Q. What happened as a result of this speech by Professor Rose? I am now referring to the time of the discussion.
A. The lecturer, Dr. Ding, replied to Professor Rose and defended his experiments. He admitted that this was a question of experiments on human beings but he said that the experimental subjects were criminals who had all been condemned to death. Professor Rose there upon once more replied, saying that this didn't change anything in his criticism. He said that we were here concerned with a basical question, There upon the discussion was rather suddenly stopped by Professor Schreiber. Generalarzt Schreiber said that if the gentlemen wanted to discuss basical, ethical questions, then they would have ample opportunity to do that after the meeting. In the printed report of the meeting which I read these discussion remarks were not printed.
Q. Didn't you notice that when reading the printed report? Didn't it come to your attention?
A. No, I would have thought it very surprising if any such discussion at that time would have been printed.
Q Now this discussion took place during a military meeting, did it not? In your opinion, how could Professor Rose's objections be judged from a military and disciplinary point of view?
A Well, from a military point of view, his objection constituted an offense against discipline, for he criticized the attitude of persons who held the leading positions and he advocated that other people would resist any such procedure. Considering the situation in Germany at that time, this alone would have sufficed to get him into a rather awkward position, that is, if any official steps had been taken against him in this matter.

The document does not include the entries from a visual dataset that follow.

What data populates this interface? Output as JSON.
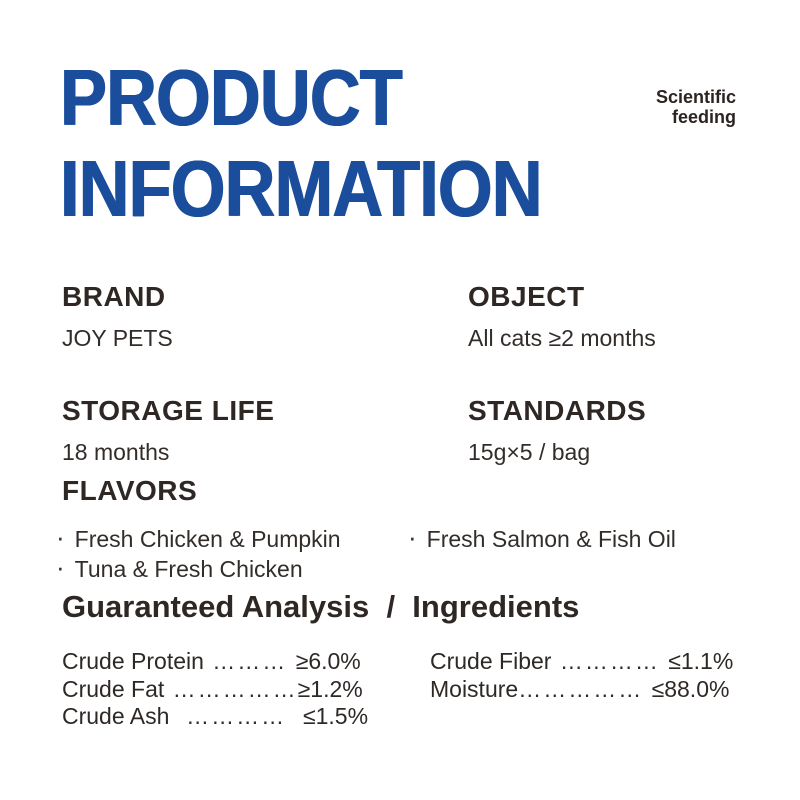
{
  "badge": {
    "line1": "Scientific",
    "line2": "feeding"
  },
  "title": {
    "line1": "PRODUCT",
    "line2": "INFORMATION"
  },
  "specs": [
    {
      "label": "BRAND",
      "value": "JOY PETS"
    },
    {
      "label": "OBJECT",
      "value": "All cats ≥2 months"
    },
    {
      "label": "STORAGE LIFE",
      "value": "18 months"
    },
    {
      "label": "STANDARDS",
      "value": "15g×5 / bag"
    }
  ],
  "flavors": {
    "heading": "FLAVORS",
    "bullet": "·",
    "items_left": [
      "Fresh Chicken & Pumpkin",
      "Tuna & Fresh Chicken"
    ],
    "items_right": [
      "Fresh Salmon & Fish Oil"
    ]
  },
  "analysis": {
    "heading": "Guaranteed Analysis  /  Ingredients",
    "left": [
      {
        "name": "Crude Protein",
        "leader": " ……… ",
        "value": "≥6.0%"
      },
      {
        "name": "Crude Fat",
        "leader": " ……………",
        "value": "≥1.2%"
      },
      {
        "name": "Crude Ash",
        "leader": "  …………  ",
        "value": "≤1.5%"
      }
    ],
    "right": [
      {
        "name": "Crude Fiber",
        "leader": " ………… ",
        "value": "≤1.1%"
      },
      {
        "name": "Moisture",
        "leader": "…………… ",
        "value": "≤88.0%"
      }
    ]
  },
  "colors": {
    "accent": "#1a4e9c",
    "text": "#322b27",
    "background": "#ffffff"
  }
}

Q Why didn't you yourself adopt any attitude in this matter?
A I was only a guest at that meeting. This whole incident came as a complete surprise to me. I did not know of all these events. At any rate I could not have said anything more than that I was of the same opinion as Professor Rose. Beyond that, Professor Schreiber had already stopped the discussion.
Q The Tribunal has a document before it which bears the signature of Dr. Ding. It is a so-called Diary of Dr. Ding. It says there, among other things, that one of the vaccines which was discussed during that meeting was furnished by Professor Ruge and Professor Rose, for the purpose of conducting experiments on human beings. Was anything like that mentioned during that meeting? Did Dr. Ding mention it, or was it brought up during the discussion?

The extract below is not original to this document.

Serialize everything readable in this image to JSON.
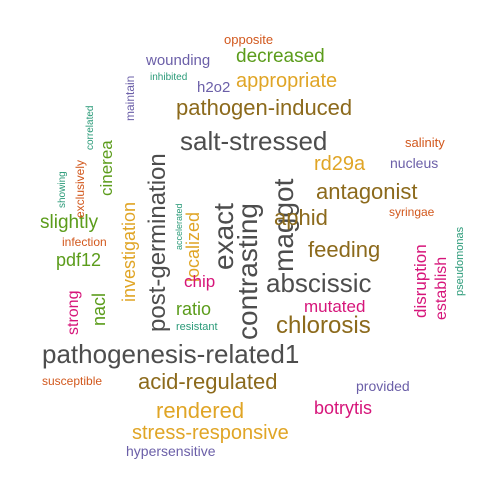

A I cannot remember anything like that. When replying to Rose's objections the lecturer made no mention of it at all. Such a contradiction would have created attention considering the severity with which Rose expressed himself against the experiments.
Q In the same document it says further, under a different date, that approximately one year later a vaccine was tested in the concentration camp of Buchenwald, which originated from Copenhagen and that this was done upon the initiation of Professor Rose. Do you knovi about that, Professor?